There was just one thing they could never have.

My eyes fell on my baby’s dark, downy head. I clutched Miguel tightly against me, and he gave an indignant cry. Loosening my grip, I smoothed back his soft hair.

“Sorry, I’m so sorry,” I choked out, and I didn’t know whether I was begging my son’s forgiveness for holding him too tightly, for tearing him away from his home or for choosing his father so poorly.

How could I have been so stupid? How?

Hurrying down the small street, I glanced up at the heavy gray sky.
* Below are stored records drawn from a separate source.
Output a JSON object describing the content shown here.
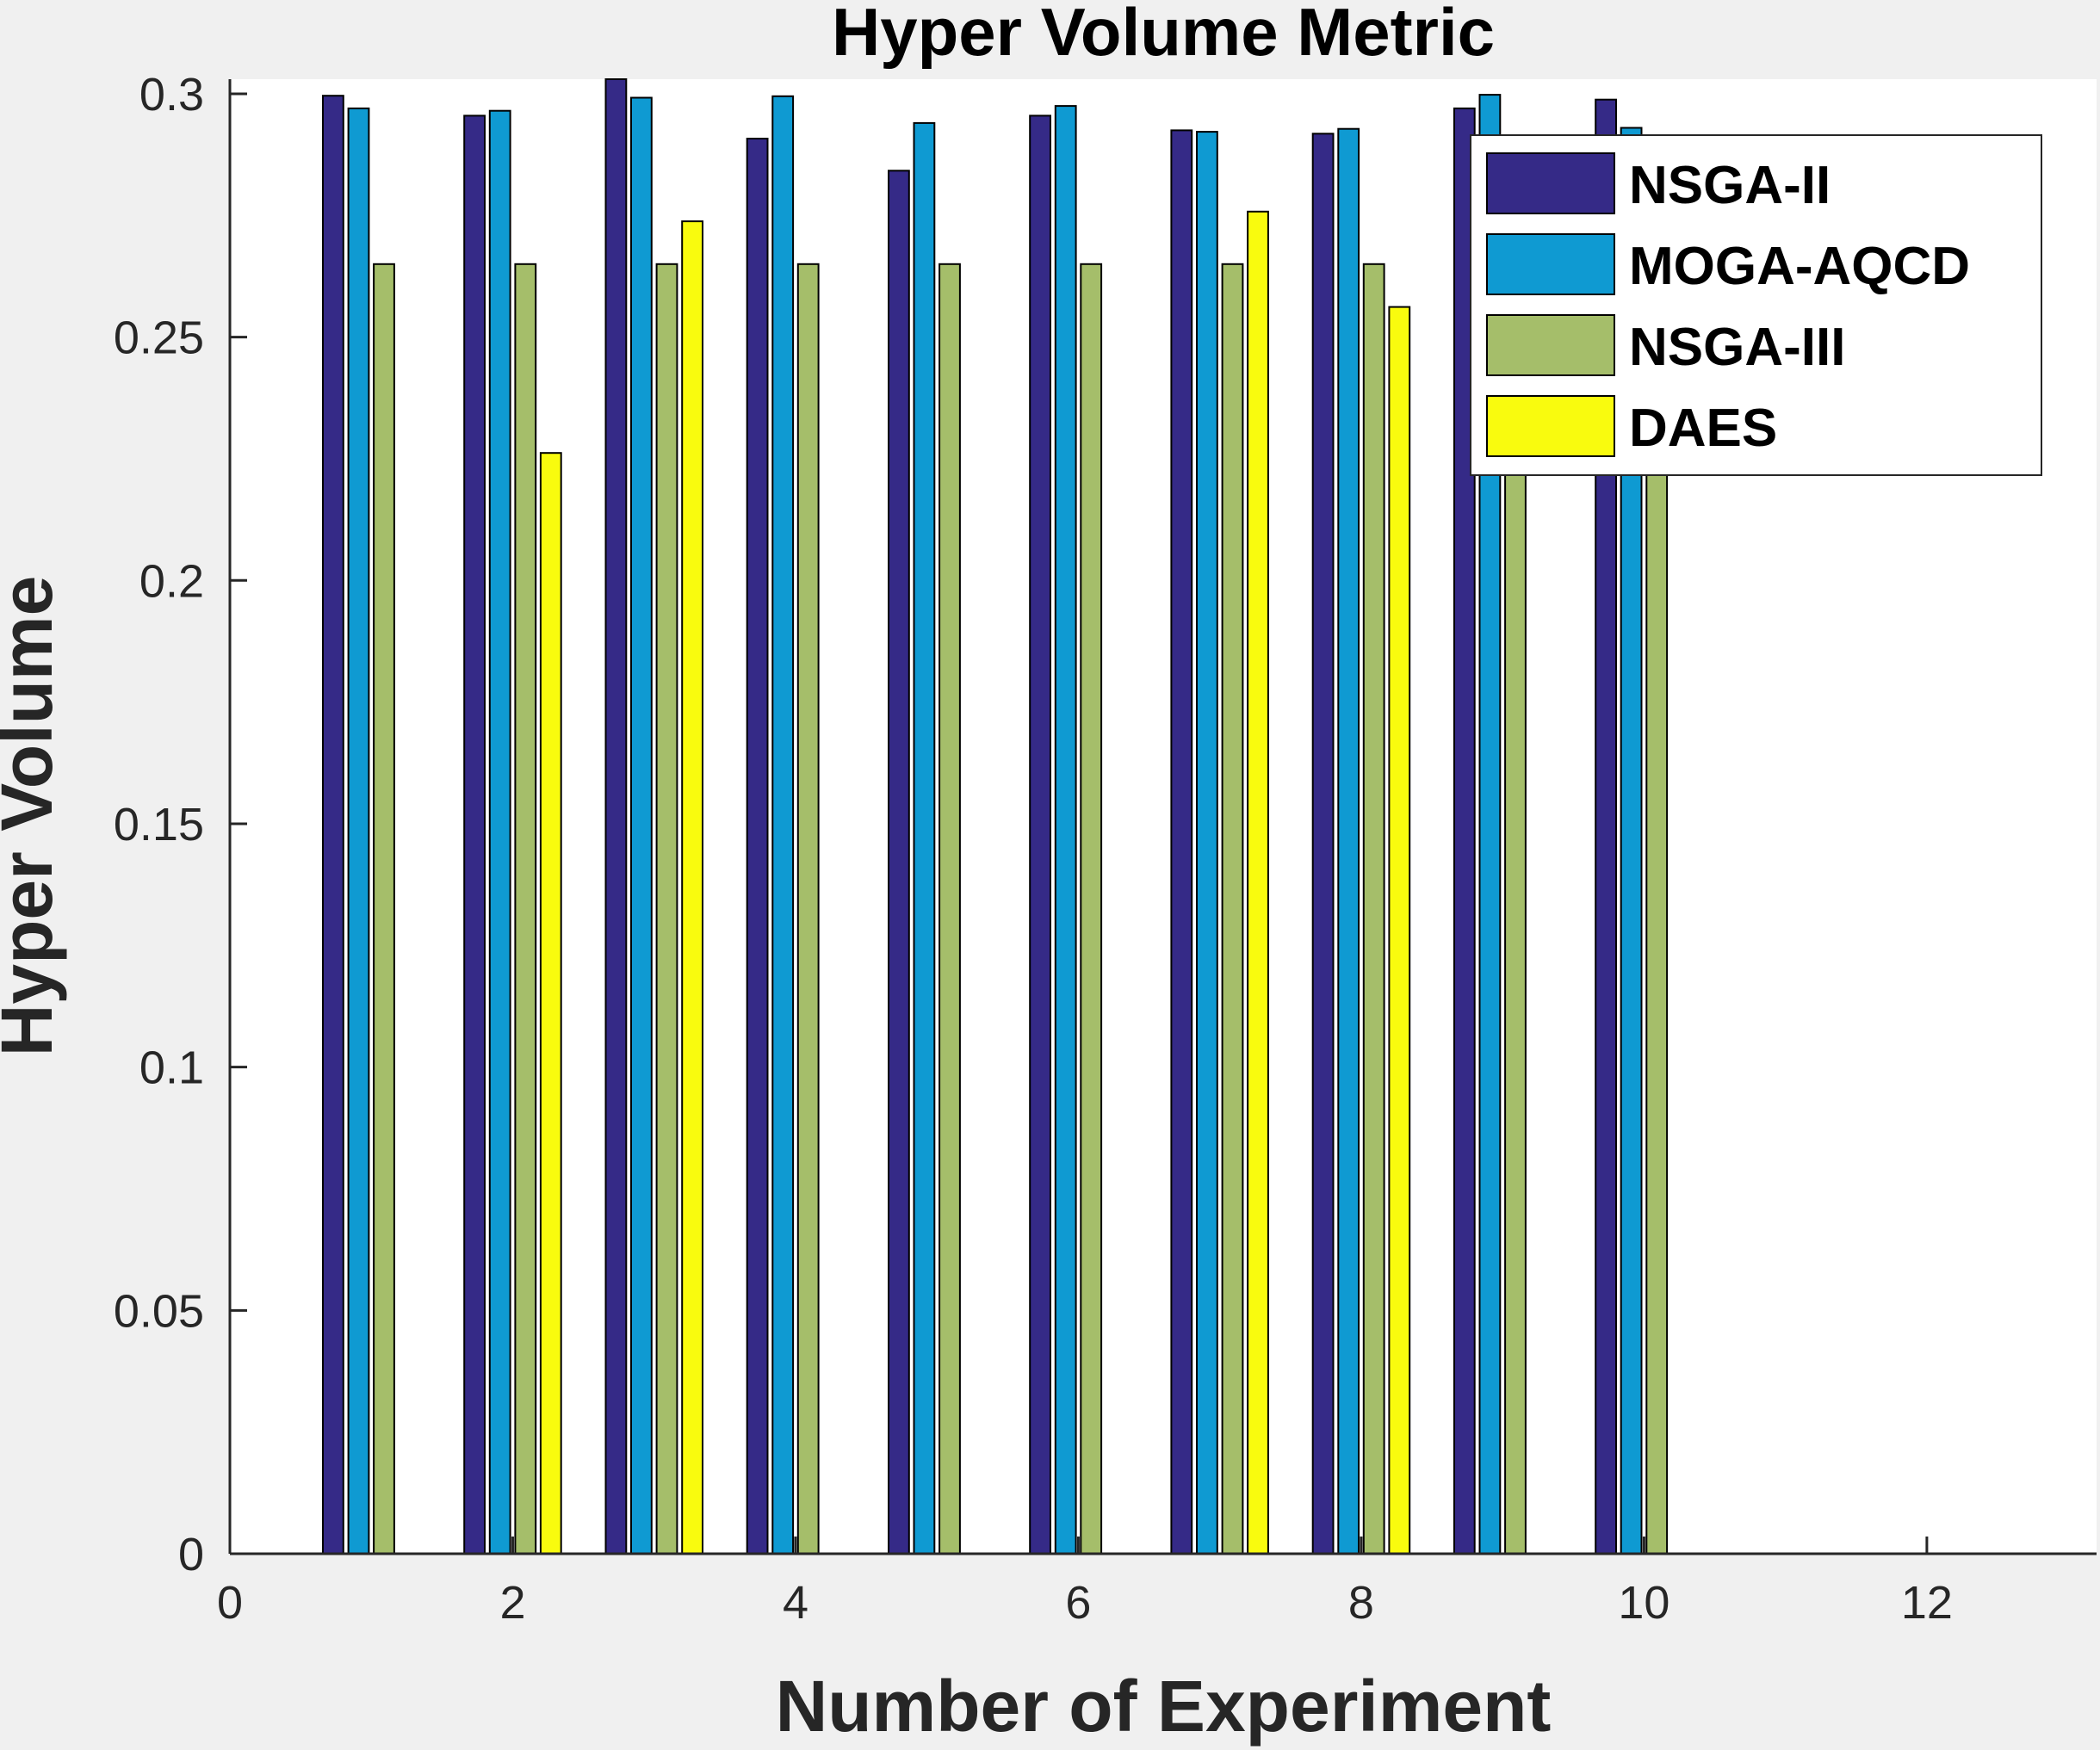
{
  "chart_data": {
    "type": "bar",
    "title": "Hyper Volume Metric",
    "xlabel": "Number of Experiment",
    "ylabel": "Hyper Volume",
    "xlim": [
      0,
      13.2
    ],
    "ylim": [
      0,
      0.303
    ],
    "xticks": [
      0,
      2,
      4,
      6,
      8,
      10,
      12
    ],
    "xtick_labels": [
      "0",
      "2",
      "4",
      "6",
      "8",
      "10",
      "12"
    ],
    "yticks": [
      0,
      0.05,
      0.1,
      0.15,
      0.2,
      0.25,
      0.3
    ],
    "ytick_labels": [
      "0",
      "0.05",
      "0.1",
      "0.15",
      "0.2",
      "0.25",
      "0.3"
    ],
    "categories": [
      1,
      2,
      3,
      4,
      5,
      6,
      7,
      8,
      9,
      10
    ],
    "grid": false,
    "legend_position": "top-right",
    "series": [
      {
        "name": "NSGA-II",
        "color": "#352a87",
        "values": [
          0.2996,
          0.2955,
          0.303,
          0.2908,
          0.2842,
          0.2955,
          0.2925,
          0.2918,
          0.297,
          0.2988
        ]
      },
      {
        "name": "MOGA-AQCD",
        "color": "#0f9ad2",
        "values": [
          0.297,
          0.2965,
          0.2992,
          0.2995,
          0.294,
          0.2975,
          0.2922,
          0.2928,
          0.2998,
          0.293
        ]
      },
      {
        "name": "NSGA-III",
        "color": "#a5be6a",
        "values": [
          0.265,
          0.265,
          0.265,
          0.265,
          0.265,
          0.265,
          0.265,
          0.265,
          0.265,
          0.265
        ]
      },
      {
        "name": "DAES",
        "color": "#f9fb0e",
        "values": [
          0,
          0.2262,
          0.2738,
          0,
          0,
          0,
          0.2758,
          0.2562,
          0,
          0
        ]
      }
    ]
  }
}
August was the rainy season, and a downpour was threatening. Cuddling Miguel against my hip, I punched in the security-alarm code and pushed open the heavy oak door of my brightly painted home.

The rooms inside were dark. I’d fallen in love with this old colonial house, with its tall ceilings, its privacy, its scarcity of windows on the street. I could not have afforded the rent in a million years, but I’d been helped by a friend who’d allowed me to live here rent-free. Well—I thought of Edward St. Cyr as a friend. Until a week ago, when he’d—

But no. I wouldn’t think of that now, or how betrayed I’d felt when the friendship I’d come to rely upon had been revealed for what it was.

I’m tired of waiting for you to forget that Spanish bastard. It’s time for you to belong to me.

I shuddered at the memory. My answer had sent Edward scowling from this house, back on his private jet to London. There was no way I could remain in this house, living rent-free, after that, so for the past week, I’d looked for a cheaper place to live. But it was hard to find any place cheap enough for the income of a new, self-employed artist. Even here.

San Miguel de Allende had become my home. I would miss the city’s cobblestoned streets, growing flowers in my garden and selling portraits in the open-air mercados. I’d miss the friends I’d made, Mexicans and expats who’d welcomed an unmarried, heartbroken woman and her baby, who’d taped me up and put me back together.

Now I took a deep breath, trying to steady my shaking nerves. “I can do this,” I whispered aloud, trying to make myself believe it. I knew how to grab passports, money and clothes and be out of here in five minutes. I’d done it before, in Tokyo, Berlin, Istanbul, São Paulo and Mumbai.

But then, I’d had Edward to help me. Now I had no one.

Don’t think about it, I ordered myself, wiping my eyes. I’d go on foot and hail a taxi on the street. Once at the station, my baby and I would take the next bus to Mexico City. I’d use the emergency credit card Edward had left and fly to the United States, where I was born. I’d head west. Disappear. Once I found a job, I’d pay back Edward every penny.